NEUROLOGICAL RESEARCH, no.12, pp.1044-1048, 2017 (SCI-Expanded) identifier identifier identifier

  • Publication Type: Article / Article
  • Publication Date: 2017
  • Doi Number: 10.1080/01616412.2017.1376394
  • Journal Indexes: Science Citation Index Expanded (SCI-EXPANDED), Social Sciences Citation Index (SSCI), Scopus
  • Page Numbers: pp.1044-1048
  • Keywords: Restless legs syndrome, obesity, sleep disorder, depression, anxiety, DIAGNOSTIC-CRITERIA, SLEEP, PREVALENCE, WOMEN, POPULATION, HYPERTENSION, ASSOCIATION, HEALTH, RLS
  • Bursa Uludag University Affiliated: Yes


Aim/Background: Restless legs syndrome (RLS) is a frequent neurological and sleep disorder. Metabolic disorders are known to be related to sleep disorders. We prospectively evaluated whether obesity and its possible cofactors were related to the presence of RLS. Materials and Methods: The study included 143 obese and 94 non-obese individuals.

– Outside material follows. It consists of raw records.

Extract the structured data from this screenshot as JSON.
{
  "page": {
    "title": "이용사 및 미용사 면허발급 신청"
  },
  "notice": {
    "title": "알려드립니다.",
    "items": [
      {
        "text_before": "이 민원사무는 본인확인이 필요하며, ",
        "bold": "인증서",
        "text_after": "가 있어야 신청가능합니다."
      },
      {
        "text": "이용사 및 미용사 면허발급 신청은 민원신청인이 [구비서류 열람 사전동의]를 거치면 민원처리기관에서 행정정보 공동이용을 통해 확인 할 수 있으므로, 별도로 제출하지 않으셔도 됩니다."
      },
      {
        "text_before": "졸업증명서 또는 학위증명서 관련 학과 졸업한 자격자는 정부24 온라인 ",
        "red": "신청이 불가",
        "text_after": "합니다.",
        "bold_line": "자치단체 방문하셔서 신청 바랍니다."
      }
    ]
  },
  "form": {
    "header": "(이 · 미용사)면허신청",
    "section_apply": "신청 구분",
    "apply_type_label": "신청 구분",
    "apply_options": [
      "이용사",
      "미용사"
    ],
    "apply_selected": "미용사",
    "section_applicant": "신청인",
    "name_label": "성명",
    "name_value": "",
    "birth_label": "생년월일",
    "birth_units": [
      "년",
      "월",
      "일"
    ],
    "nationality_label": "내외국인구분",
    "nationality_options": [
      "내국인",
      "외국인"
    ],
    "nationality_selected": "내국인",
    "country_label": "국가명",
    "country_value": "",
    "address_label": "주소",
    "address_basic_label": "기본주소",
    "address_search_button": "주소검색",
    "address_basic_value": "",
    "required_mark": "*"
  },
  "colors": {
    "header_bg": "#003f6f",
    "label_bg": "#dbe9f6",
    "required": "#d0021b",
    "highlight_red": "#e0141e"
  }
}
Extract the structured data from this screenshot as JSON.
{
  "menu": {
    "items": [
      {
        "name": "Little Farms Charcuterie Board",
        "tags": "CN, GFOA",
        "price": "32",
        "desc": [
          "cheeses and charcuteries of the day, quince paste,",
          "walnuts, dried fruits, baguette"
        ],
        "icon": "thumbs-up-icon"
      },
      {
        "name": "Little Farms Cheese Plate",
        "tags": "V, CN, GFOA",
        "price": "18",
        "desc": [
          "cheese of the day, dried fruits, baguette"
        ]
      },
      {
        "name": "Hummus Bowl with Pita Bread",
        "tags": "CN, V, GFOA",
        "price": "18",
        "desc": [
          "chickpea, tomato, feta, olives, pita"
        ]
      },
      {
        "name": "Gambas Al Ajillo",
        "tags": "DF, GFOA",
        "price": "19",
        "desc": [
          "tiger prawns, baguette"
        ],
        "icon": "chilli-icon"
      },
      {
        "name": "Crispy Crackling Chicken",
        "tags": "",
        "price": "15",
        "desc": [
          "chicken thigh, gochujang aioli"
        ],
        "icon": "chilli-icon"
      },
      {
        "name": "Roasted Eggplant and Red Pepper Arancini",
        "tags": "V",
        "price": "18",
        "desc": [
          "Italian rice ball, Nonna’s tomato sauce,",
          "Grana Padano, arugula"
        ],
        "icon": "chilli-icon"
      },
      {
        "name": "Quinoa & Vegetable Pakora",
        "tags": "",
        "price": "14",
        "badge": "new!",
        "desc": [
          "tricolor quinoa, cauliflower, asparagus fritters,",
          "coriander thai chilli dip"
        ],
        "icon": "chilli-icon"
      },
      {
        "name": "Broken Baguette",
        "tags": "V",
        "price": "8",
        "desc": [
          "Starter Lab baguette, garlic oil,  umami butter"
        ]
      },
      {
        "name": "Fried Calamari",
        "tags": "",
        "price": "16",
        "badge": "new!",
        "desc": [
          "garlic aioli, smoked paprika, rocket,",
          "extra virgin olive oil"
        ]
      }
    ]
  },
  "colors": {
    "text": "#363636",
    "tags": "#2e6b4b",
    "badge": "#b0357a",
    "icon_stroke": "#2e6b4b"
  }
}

Obese patients had a BMI of 30 and over, while non-obese patients had a BMI lower than 30. Patients with arthritis and pregnancy were excluded but not those with diabetes mellitus. Participants who met diagnostic criteria recommended by the International RLS Study Group were diagnosed as having RLS. Depression, anxiety, daytime sleepiness, insomnia and sleep quality were evaluated in detail. Results: The mean age of obese patients was 40.52years and that of non-obese patients was 39.76years. The mean body mass index was 36.77 in the obese group and 25.71 in the non-obese group. The occurrence of depression, anxiety, sleep quality, and insomnia scores were significantly higher in obese individuals. The evaluations of daytime sleepiness, sleep efficiency and sleep latency were not significantly different between the groups. Discussion: Although the presence of RLS was correlated with obesity and vascular risk factors at a significant level, it was also shown that depression, anxiety and insomnia were significantly frequent in obese patients (although not daytime sleepiness). Further studies are needed.